The best result is often one the model never sees#
Shaping helps, but there's a more radical move: don't put the data in the context window at all.
This is the thesis behind Anthropic's code execution with MCP work. Instead of every tool result flowing back through the model, the agent writes code that calls the tools, and the intermediate data stays in the execution environment. The model sees only what the code chooses to surface. Anthropic measured one workflow that consumed about 150,000 tokens when tools and intermediate results passed directly through the model, and re-implemented it with code execution at roughly 2,000 tokens — a 98.7% reduction. The ten-thousand-row export never touched the context; a three-line summary did.
The Model Context Protocol already gives you the vocabulary for this gradient. A tool result carries content — model-oriented output, explicitly optimized for readability and token efficiency — separately from structuredContent, a JSON object for programmatic use validated against the tool's output schema. And it can return a resource_link instead of the bytes: a handle the agent dereferences only if it actually needs the payload. Return the pointer, not the file.

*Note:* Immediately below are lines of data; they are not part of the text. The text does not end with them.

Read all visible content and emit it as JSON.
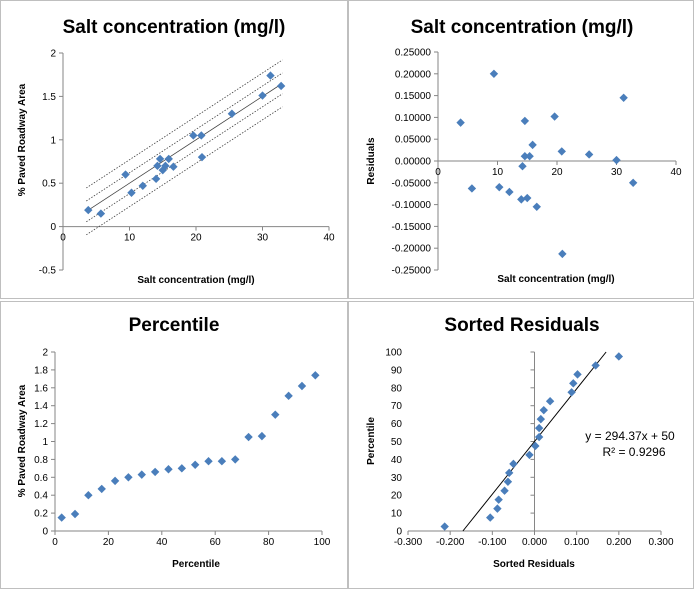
{
  "chart_data": [
    {
      "id": "c1",
      "type": "scatter",
      "title": "Salt concentration (mg/l)",
      "xlabel": "Salt concentration  (mg/l)",
      "ylabel": "% Paved Roadway Area",
      "xlim": [
        0,
        40
      ],
      "ylim": [
        -0.5,
        2
      ],
      "xticks": [
        0,
        10,
        20,
        30,
        40
      ],
      "yticks": [
        -0.5,
        0,
        0.5,
        1,
        1.5,
        2
      ],
      "xtick_labels": [
        "0",
        "10",
        "20",
        "30",
        "40"
      ],
      "ytick_labels": [
        "-0.5",
        "0",
        "0.5",
        "1",
        "1.5",
        "2"
      ],
      "points": [
        [
          3.8,
          0.19
        ],
        [
          5.7,
          0.15
        ],
        [
          9.4,
          0.6
        ],
        [
          10.3,
          0.39
        ],
        [
          12,
          0.47
        ],
        [
          14,
          0.55
        ],
        [
          14.2,
          0.7
        ],
        [
          14.6,
          0.78
        ],
        [
          15,
          0.65
        ],
        [
          15.4,
          0.7
        ],
        [
          15.9,
          0.78
        ],
        [
          16.6,
          0.69
        ],
        [
          19.6,
          1.05
        ],
        [
          20.8,
          1.05
        ],
        [
          20.9,
          0.8
        ],
        [
          25.4,
          1.3
        ],
        [
          30,
          1.51
        ],
        [
          31.2,
          1.74
        ],
        [
          32.8,
          1.62
        ]
      ],
      "regression": {
        "slope": 0.05,
        "intercept": 0
      },
      "confidence_band": [
        -0.12,
        0.12
      ],
      "prediction_band": [
        -0.27,
        0.27
      ]
    },
    {
      "id": "c2",
      "type": "scatter",
      "title": "Salt concentration (mg/l)",
      "xlabel": "Salt concentration (mg/l)",
      "ylabel": "Residuals",
      "xlim": [
        0,
        40
      ],
      "ylim": [
        -0.25,
        0.25
      ],
      "xticks": [
        0,
        10,
        20,
        30,
        40
      ],
      "yticks": [
        -0.25,
        -0.2,
        -0.15,
        -0.1,
        -0.05,
        0,
        0.05,
        0.1,
        0.15,
        0.2,
        0.25
      ],
      "xtick_labels": [
        "0",
        "10",
        "20",
        "30",
        "40"
      ],
      "ytick_labels": [
        "-0.25000",
        "-0.20000",
        "-0.15000",
        "-0.10000",
        "-0.05000",
        "0.00000",
        "0.05000",
        "0.10000",
        "0.15000",
        "0.20000",
        "0.25000"
      ],
      "points": [
        [
          3.8,
          0.088
        ],
        [
          5.7,
          -0.063
        ],
        [
          9.4,
          0.2
        ],
        [
          10.3,
          -0.06
        ],
        [
          12,
          -0.071
        ],
        [
          14,
          -0.088
        ],
        [
          14.2,
          -0.012
        ],
        [
          14.6,
          0.092
        ],
        [
          14.6,
          0.011
        ],
        [
          15,
          -0.085
        ],
        [
          15.4,
          0.011
        ],
        [
          15.9,
          0.037
        ],
        [
          16.6,
          -0.105
        ],
        [
          19.6,
          0.102
        ],
        [
          20.8,
          0.022
        ],
        [
          20.9,
          -0.213
        ],
        [
          25.4,
          0.015
        ],
        [
          30,
          0.002
        ],
        [
          31.2,
          0.145
        ],
        [
          32.8,
          -0.05
        ]
      ]
    },
    {
      "id": "c3",
      "type": "scatter",
      "title": "Percentile",
      "xlabel": "Percentile",
      "ylabel": "% Paved Roadway Area",
      "xlim": [
        0,
        100
      ],
      "ylim": [
        0,
        2
      ],
      "xticks": [
        0,
        20,
        40,
        60,
        80,
        100
      ],
      "yticks": [
        0,
        0.2,
        0.4,
        0.6,
        0.8,
        1,
        1.2,
        1.4,
        1.6,
        1.8,
        2
      ],
      "xtick_labels": [
        "0",
        "20",
        "40",
        "60",
        "80",
        "100"
      ],
      "ytick_labels": [
        "0",
        "0.2",
        "0.4",
        "0.6",
        "0.8",
        "1",
        "1.2",
        "1.4",
        "1.6",
        "1.8",
        "2"
      ],
      "points": [
        [
          2.5,
          0.15
        ],
        [
          7.5,
          0.19
        ],
        [
          12.5,
          0.4
        ],
        [
          17.5,
          0.47
        ],
        [
          22.5,
          0.56
        ],
        [
          27.5,
          0.6
        ],
        [
          32.5,
          0.63
        ],
        [
          37.5,
          0.66
        ],
        [
          42.5,
          0.69
        ],
        [
          47.5,
          0.7
        ],
        [
          52.5,
          0.74
        ],
        [
          57.5,
          0.78
        ],
        [
          62.5,
          0.78
        ],
        [
          67.5,
          0.8
        ],
        [
          72.5,
          1.05
        ],
        [
          77.5,
          1.06
        ],
        [
          82.5,
          1.3
        ],
        [
          87.5,
          1.51
        ],
        [
          92.5,
          1.62
        ],
        [
          97.5,
          1.74
        ]
      ]
    },
    {
      "id": "c4",
      "type": "scatter",
      "title": "Sorted Residuals",
      "xlabel": "Sorted Residuals",
      "ylabel": "Percentile",
      "xlim": [
        -0.3,
        0.3
      ],
      "ylim": [
        0,
        100
      ],
      "xticks": [
        -0.3,
        -0.2,
        -0.1,
        0,
        0.1,
        0.2,
        0.3
      ],
      "yticks": [
        0,
        10,
        20,
        30,
        40,
        50,
        60,
        70,
        80,
        90,
        100
      ],
      "xtick_labels": [
        "-0.300",
        "-0.200",
        "-0.100",
        "0.000",
        "0.100",
        "0.200",
        "0.300"
      ],
      "ytick_labels": [
        "0",
        "10",
        "20",
        "30",
        "40",
        "50",
        "60",
        "70",
        "80",
        "90",
        "100"
      ],
      "points": [
        [
          -0.213,
          2.5
        ],
        [
          -0.105,
          7.5
        ],
        [
          -0.088,
          12.5
        ],
        [
          -0.085,
          17.5
        ],
        [
          -0.071,
          22.5
        ],
        [
          -0.063,
          27.5
        ],
        [
          -0.06,
          32.5
        ],
        [
          -0.05,
          37.5
        ],
        [
          -0.012,
          42.5
        ],
        [
          0.002,
          47.5
        ],
        [
          0.011,
          52.5
        ],
        [
          0.011,
          57.5
        ],
        [
          0.015,
          62.5
        ],
        [
          0.022,
          67.5
        ],
        [
          0.037,
          72.5
        ],
        [
          0.088,
          77.5
        ],
        [
          0.092,
          82.5
        ],
        [
          0.102,
          87.5
        ],
        [
          0.145,
          92.5
        ],
        [
          0.2,
          97.5
        ]
      ],
      "trendline": {
        "slope": 294.37,
        "intercept": 50
      },
      "equation": "y = 294.37x + 50",
      "r_squared": "R² = 0.9296"
    }
  ]
}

Errors are tool results too#
The failure path is where most tool designs go silent. When a call fails, the model's only information about what happened is what you return — and a raw stack trace tells it nothing it can act on. MCP makes this a first-class field: a tool that fails during execution sets isError: true and describes the failure in the content. Spend that message well. "order_id not found — call search_orders first to get a valid ID" is a result the agent can recover from. A 500 with a Python traceback is a loop.
The rule under all of it#
There's one principle that generates every tactic above: return the smallest thing that lets the model decide its next action. Sometimes that's three fields. Sometimes it's a file path. Sometimes it's an error sentence. It is almost never the API's raw response.
The model's context is a finite attention budget, not a database cursor you can page through for free. You spent real effort getting the agent to call the right tool. Don't undo it on the way back out.